Externe KiQu-Evaluation
Außenperspektive nutzen – Qualität professionell weiterentwickeln
Die Externe Evaluation – auch als Fremdbewertung bekannt – ergänzt die interne Qualitätsentwicklung durch eine qualifizierte Außenperspektive. Sie unterstützt Einrichtungen dabei, eigene Maßstäbe zu überprüfen, „blinde Flecken“ zu erkennen und gezielte Weiterentwicklung anzustoßen.
KiQu ist in Berlin ein vom Berliner Kita-Institut für Qualitätsentwicklung (BeKi) anerkanntes Evaluationskonzept. Im Bundesland Berlin ist die externe Evaluation gesetzlich verpflichtend.
Ziele der externen Evaluation
- Überprüfung eigener Qualitätsmaßstäbe durch eine qualifizierte Außenperspektive
- Anregungen und Empfehlungen zur Weiterentwicklung der pädagogischen Arbeit
- Einbeziehung der Elternperspektive zur wahrgenommenen Qualität
- Transparente Rückmeldung zu Qualität und Ergebnissen der Einrichtung
Konzept der Externen KiQu-Evaluation
Die Externe KiQu-Evaluation baut auf dem Konzept der Internen KiQu-Evaluation auf. Ergebnisse lassen sich daher unmittelbar vergleichen und für die weitere Qualitätsentwicklung systematisch nutzen.
Die Kita wählt jeweils ein Teampaket und ein Leitungspaket. Ergänzend stellt das Basispaket sicher, dass alle Aufgabenbereiche des Bildungsprogramms berücksichtigt werden.

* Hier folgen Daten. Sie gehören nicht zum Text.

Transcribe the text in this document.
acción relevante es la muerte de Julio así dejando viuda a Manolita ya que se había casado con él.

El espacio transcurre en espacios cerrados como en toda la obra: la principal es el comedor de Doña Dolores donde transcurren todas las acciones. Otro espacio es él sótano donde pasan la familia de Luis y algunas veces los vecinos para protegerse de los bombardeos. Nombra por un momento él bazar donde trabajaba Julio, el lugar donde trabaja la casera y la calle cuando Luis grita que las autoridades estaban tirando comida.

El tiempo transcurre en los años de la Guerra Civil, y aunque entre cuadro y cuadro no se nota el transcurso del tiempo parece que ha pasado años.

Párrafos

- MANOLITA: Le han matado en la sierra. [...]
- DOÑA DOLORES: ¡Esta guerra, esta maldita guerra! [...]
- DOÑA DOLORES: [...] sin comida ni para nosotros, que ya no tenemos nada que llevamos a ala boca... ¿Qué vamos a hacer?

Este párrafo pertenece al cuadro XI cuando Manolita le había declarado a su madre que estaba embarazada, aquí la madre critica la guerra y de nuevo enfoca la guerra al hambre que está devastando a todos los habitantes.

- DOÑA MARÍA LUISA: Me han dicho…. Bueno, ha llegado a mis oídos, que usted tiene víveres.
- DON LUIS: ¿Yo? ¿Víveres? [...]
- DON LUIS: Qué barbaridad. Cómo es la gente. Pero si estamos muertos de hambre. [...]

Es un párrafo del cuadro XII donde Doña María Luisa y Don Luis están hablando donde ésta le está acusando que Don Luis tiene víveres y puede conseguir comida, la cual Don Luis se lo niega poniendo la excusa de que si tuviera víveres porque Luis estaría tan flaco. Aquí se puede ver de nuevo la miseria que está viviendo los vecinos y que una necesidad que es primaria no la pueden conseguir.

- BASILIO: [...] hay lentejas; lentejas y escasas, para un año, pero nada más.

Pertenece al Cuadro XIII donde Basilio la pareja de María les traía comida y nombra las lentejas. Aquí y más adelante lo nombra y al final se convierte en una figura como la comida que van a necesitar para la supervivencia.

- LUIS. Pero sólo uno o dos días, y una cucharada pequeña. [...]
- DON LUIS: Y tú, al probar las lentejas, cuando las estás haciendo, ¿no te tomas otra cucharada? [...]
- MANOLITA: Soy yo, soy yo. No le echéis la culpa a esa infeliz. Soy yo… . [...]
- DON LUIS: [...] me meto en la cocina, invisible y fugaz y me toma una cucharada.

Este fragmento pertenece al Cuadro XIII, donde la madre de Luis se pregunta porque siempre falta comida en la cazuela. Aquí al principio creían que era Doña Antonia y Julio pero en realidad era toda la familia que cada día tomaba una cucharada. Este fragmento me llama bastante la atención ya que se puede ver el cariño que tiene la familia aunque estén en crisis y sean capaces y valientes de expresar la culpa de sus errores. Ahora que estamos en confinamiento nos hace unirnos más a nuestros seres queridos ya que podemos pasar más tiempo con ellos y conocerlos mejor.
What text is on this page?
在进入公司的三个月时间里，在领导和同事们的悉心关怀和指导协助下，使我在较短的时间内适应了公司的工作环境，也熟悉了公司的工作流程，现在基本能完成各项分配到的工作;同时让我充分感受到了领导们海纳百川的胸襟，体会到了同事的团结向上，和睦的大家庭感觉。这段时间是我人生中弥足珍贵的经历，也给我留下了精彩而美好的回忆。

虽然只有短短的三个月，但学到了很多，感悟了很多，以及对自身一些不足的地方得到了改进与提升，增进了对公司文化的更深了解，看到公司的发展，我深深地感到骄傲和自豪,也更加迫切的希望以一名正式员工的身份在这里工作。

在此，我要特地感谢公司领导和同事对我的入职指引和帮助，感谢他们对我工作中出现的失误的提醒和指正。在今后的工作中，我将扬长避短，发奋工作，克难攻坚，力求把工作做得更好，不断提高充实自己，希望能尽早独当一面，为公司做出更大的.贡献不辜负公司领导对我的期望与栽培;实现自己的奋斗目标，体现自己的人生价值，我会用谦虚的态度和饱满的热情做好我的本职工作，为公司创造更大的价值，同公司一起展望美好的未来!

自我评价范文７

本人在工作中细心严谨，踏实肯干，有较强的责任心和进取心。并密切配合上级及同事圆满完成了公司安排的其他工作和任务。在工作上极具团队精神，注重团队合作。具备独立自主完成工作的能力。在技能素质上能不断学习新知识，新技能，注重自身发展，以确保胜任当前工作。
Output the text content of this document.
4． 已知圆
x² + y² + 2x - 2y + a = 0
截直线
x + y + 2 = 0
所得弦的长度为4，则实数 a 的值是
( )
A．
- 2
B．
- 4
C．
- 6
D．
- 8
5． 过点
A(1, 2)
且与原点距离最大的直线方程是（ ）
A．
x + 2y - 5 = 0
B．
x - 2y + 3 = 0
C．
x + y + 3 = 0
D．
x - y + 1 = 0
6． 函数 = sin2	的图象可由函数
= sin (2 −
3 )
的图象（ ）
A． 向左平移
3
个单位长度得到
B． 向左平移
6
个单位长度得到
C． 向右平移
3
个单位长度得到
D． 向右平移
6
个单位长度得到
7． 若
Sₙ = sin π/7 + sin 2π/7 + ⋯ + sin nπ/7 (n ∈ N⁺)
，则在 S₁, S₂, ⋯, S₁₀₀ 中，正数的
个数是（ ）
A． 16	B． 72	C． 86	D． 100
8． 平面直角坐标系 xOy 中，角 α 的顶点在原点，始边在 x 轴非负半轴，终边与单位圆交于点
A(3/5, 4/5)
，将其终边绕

Die Evaluation erfolgt in 11 Etappen unter Berücksichtigung der Team-, Leitungs-, Träger-, Eltern- und Kinderperspektive. Als einer der ersten Anbieter bezieht KiQu auch die Kinderperspektive systematisch ein.
Durchführung
Die Evaluation wird von einer ausgebildeten Fachkraft durchgeführt. Während der Beobachtungsphase werden alle Gruppen der Einrichtung berücksichtigt. Bei größeren Einrichtungen empfehlen wir eine Tandem-Evaluation mit zwei Evaluator*innen.
Bestandteile der Evaluation
- Beobachtungen in allen Gruppen
- Gespräch mit Team, Leitung und Träger
- Elternbefragung (online oder Papier)
- Kinderperspektive durch Hausrundgang (ab 4 Jahren)
- Dokumentensichtung (z. B. Konzeption, Sprachlerntagebücher)
Auswertung & Bericht
Die Kita erhält einen ausführlich ausformulierten Evaluationsbericht inklusive Analyse und – sofern vorhanden – Vergleich mit den Ergebnissen der Internen KiQu-Evaluation.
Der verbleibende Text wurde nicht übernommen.